CDR3 sequences for Vα2 TCR subfamilies were determined for Treg cells for recipients analyzed in Fig. 4 and 5. The input pre-transferred Treg cells were typically pooled from 4-6 mice to acquire sufficient cells to inject all neonatal IL-2Rβ^-/- mice from a litter. The indicated pre- and hence post-transferred TCRβ Tg⁺ Treg cells are on the TCRα^+/- genetic background to minimize sequences from Treg cell that expressed two TCR α-chains. Treg cells from the other recipients are on the TCRα^+/+ genetic background. (A) Sequence accumulation of pre- and post-transferred Treg cells where recipients from an individual litter are grouped. (B) The number of sequences within individual samples of pre-transferred Treg cells or isolated from individual recipients was calculated by ACE and compared by 1-way ANOVA. A similar ACE calculation was made after grouping together (pooled) the entire set of sequences from the same litter of recipients as these mice received the same pre-transferred Treg cell inoculum. The two pooled samples at post/100,000 represent individuals 1-4 and 5-6. (C) ACE values for the Treg cells from individual recipients were plotted against the health scores as assigned in Fig. 4F. Data for the ACE values were compared by unpaired one-tailed t-test. (D) The similarity of CDR3 sequences of the pre-transferred Treg cells was compared to all post-transferred cells by calculation of Morisita-Horn similarity values and represented by a heat map. Input sequences were compared to sequences from individual recipients or as pooled groups based on receiving the same donor inoculums.

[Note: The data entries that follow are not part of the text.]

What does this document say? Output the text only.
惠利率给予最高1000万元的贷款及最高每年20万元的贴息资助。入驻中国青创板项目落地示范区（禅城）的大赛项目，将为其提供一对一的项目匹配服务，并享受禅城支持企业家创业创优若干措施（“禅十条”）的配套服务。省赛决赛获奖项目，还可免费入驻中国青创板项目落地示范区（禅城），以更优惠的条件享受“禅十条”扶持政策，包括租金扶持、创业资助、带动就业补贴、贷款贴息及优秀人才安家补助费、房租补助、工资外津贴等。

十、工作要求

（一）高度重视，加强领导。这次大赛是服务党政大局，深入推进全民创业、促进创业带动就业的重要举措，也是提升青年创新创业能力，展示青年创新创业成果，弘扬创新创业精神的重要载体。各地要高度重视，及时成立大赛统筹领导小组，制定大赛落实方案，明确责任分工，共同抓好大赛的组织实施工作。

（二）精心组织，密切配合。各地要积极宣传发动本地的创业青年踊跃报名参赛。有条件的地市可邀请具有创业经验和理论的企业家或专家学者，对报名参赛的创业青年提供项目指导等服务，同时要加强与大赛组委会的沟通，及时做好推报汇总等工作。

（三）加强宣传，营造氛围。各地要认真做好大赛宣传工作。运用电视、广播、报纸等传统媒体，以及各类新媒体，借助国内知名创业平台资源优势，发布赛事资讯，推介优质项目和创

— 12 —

Fig. 7. Frequency of Vα2 CDR3 sequences associated with pre- and post-transferred TCRβ Tg⁺ Treg cells

(A) All unique sequences in the Vα2 data set expressed at a frequency ≥4% in any pre-transferred sample (input) or any individual recipient post-transferred (output) were identified. The prevalence of these sequences were compared to each other and represented as a heat map. (B) The frequency distribution of the two most prevalent sequences in the pre-transferred Treg cells in relationship to matched output post-transferred Treg cells. (C) Frequency of the 3 most prevalent sequences within individual samples of pre- and post-transferred Treg cells.